Moreover, many defendants appearing before the Court for sentencing have ailing family members. Absent a showing that this case is markedly different from those considered to be in the heartland of cases contemplated by the Sentencing Guidelines warranting departure, "petitioner cannot establish prejudice arising from counsel's failure to pursue this claim." Johnson v. United States, 2007 WL 4615236 at *14 (S.D. Fla. 2007).
In any event, it is not as if this Court was unaware of Petitioner's family circumstances at the time it imposed sentence, or that no pleas for leniency were made to the Court based upon the medical condition of Petitioner's parents. Prior to sentencing, the Court received the Presentence Report which detailed Petitioner's family background and circumstances. The Court also received many letters sent on Petitioner's behalf which requested leniency.
Petitioner's sister, Joy Frietch, wrote the Court and stated that the family was dependent on Petitioner to take care of their elderly parents who were in poor physical health. Another sister, Robin Williams, wrote the Court and explained that both parents were elderly and required medical care. She implored the Court to allow Petitioner to remain free so that he could assist her in caring for their ailing parents. Thus, the Court was fully aware of Petitioner's family circumstances and his parents' ill-health at the time of sentencing. Counsel was not ineffective for failing to raise a matter which was already known to the Court.

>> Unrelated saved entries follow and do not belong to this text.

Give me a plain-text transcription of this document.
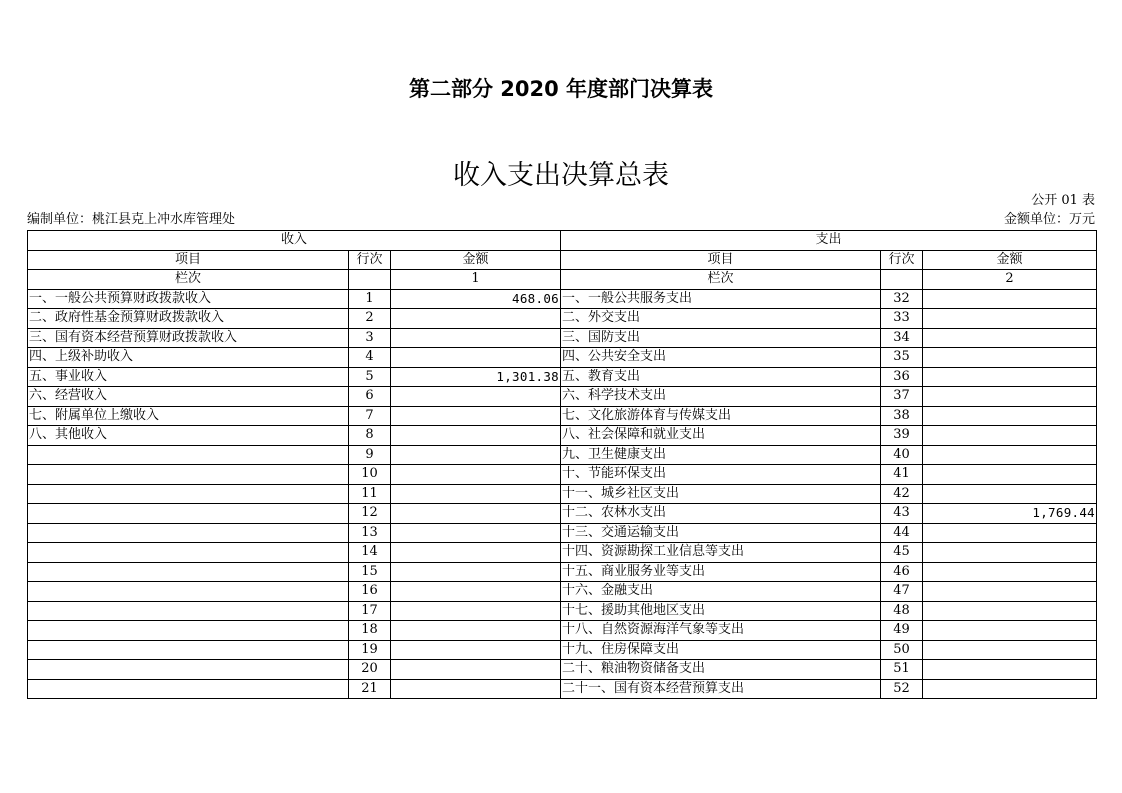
第二部分 2020 年度部门决算表
收入支出决算总表
公开 01 表
编制单位：桃江县克上冲水库管理处	金额单位：万元
收入			支出		
项目	行次	金额	项目	行次	金额
栏次		1	栏次		2
一、一般公共预算财政拨款收入	1	468.06	一、一般公共服务支出	32	
二、政府性基金预算财政拨款收入	2		二、外交支出	33	
三、国有资本经营预算财政拨款收入	3		三、国防支出	34	
四、上级补助收入	4		四、公共安全支出	35	
五、事业收入	5	1,301.38	五、教育支出	36	
六、经营收入	6		六、科学技术支出	37	
七、附属单位上缴收入	7		七、文化旅游体育与传媒支出	38	
八、其他收入	8		八、社会保障和就业支出	39	
	9		九、卫生健康支出	40	
	10		十、节能环保支出	41	
	11		十一、城乡社区支出	42	
	12		十二、农林水支出	43	1,769.44
	13		十三、交通运输支出	44	
	14		十四、资源勘探工业信息等支出	45	
	15		十五、商业服务业等支出	46	
	16		十六、金融支出	47	
	17		十七、援助其他地区支出	48	
	18		十八、自然资源海洋气象等支出	49	
	19		十九、住房保障支出	50	
	20		二十、粮油物资储备支出	51	
	21		二十一、国有资本经营预算支出	52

Petitioner received a substantial break in his sentence based on the downward departure motion filed by the Government. Instead of receiving a sentence of between 57 to 71 months as advised by the Guidelines, he received a sentence of 18 months. No further downward departure based upon Petitioner's family ties and circumstances was warranted in this case.
IV. CONCLUSION
On the basis of the foregoing, the "Emergency Motion for Modification of Sentence — 28 U.S.C. § 2255" (Docket Entry No. 1) will be denied, this case will be dismissed, and no Certificate of Appealability will issue.
An appropriate Order will be entered.